Mais surtout ils se parlent, infiniment ils se racontent les souvenirs du temps des luttes. Dans le livre, alternent ainsi les pages où le couple s’entretient parmi les ombres, ayant pris le parti « de rire de l’inconcevable naufrage du monde et du destin catastrophique qui leur était échu », et de courts récits mettant en scène quelques-uns de leurs camarades de combat, lorsqu’il s’agissait avec « en tête des notions élémentaires d’équarrissage et de matérialisme dialectique » de résister à l’ennemi tout-puissant et à son « programme d’éradication de la pauvreté et donc des pauvres ». Ensemble, ils vivaient dans des souterrains fétides hors desquels s’aventurait parfois un volontaire dont les compagnons honoraient aussitôt la bravoure en lui décernant des « décorations posthumes » et dont la mission en effet échouait le plus souvent lamentablement.
Dans l’obscurité (« On ne voit rien, mais il faut reconnaître que c’est vraiment très beau »), Nathan et Djennifer énumèrent en riant la liste de leurs guerres perdues : la guerre contre le sable, la guerre contre les araignées et leurs complices, la guerre de quarante-deux ans, et « quand nous avons pris parti pour les bonnets rouges dans le conflit entre bonnets jaunes et bonnets rouges, ce sont les bonnets jaunes qui ont gagné ». La liste de ces défaites couvre deux pages et elle est une dérision formidable de la geste grandiloquente et meurtrière de l’Histoire. Le même humour noir ordonne deux autres listes, celle d’abord de toutes les maladies qui affectent ces damnés de la terre – « la détresse funiculaire, la cassure moelleuse, le va-et-vient de Dong… » (deux pages) – et celle des crimes qu’ils se proposent d’avouer sous la torture : « Séjour immodéré en autotamponneuse ; relations illicites avec des palmipèdes ; procréation assistée sans intention de la donner ; allaitement fictif de nourrissons ; remplumage malveillant d’édredon… » (neuf pages !).
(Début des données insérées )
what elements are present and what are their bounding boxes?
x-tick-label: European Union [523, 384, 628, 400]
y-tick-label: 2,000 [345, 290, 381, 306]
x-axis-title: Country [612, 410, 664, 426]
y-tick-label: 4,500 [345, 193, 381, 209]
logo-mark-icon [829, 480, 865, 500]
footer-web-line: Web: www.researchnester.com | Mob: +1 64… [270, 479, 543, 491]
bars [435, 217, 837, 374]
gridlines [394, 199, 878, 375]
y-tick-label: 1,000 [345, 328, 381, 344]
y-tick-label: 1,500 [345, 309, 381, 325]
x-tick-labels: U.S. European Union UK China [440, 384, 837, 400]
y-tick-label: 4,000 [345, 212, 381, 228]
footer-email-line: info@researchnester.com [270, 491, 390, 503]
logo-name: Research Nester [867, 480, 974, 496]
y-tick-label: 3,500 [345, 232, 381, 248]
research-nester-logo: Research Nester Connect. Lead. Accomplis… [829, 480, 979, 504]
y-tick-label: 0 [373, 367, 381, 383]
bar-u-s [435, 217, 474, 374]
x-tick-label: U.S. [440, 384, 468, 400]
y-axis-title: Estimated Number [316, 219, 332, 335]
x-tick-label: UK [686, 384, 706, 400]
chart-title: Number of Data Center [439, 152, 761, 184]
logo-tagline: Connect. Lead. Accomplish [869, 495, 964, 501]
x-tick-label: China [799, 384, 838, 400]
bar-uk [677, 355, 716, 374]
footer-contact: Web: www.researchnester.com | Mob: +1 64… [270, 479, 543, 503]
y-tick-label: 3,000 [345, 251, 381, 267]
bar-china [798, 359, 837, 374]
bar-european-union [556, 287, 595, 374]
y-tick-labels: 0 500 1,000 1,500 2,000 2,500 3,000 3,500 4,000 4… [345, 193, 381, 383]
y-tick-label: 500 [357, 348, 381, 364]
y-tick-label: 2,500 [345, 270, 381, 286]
C’est un rire de désespoir et de résistance qui court d’un bout à l’autre de ce livre, un rire glaçant, terrible, mais qui est aussi l’innocence même : il témoigne pour l’homme et ne faiblit jamais, même face aux pires avanies, même quand la seule organisation de bienfaisance se nomme « l’Amicale des quasi-décédés ». En ce sens, la littérature post-exotique est aussi, surtout peut-être et fondamentalement, une énorme, une magistrale plaisanterie.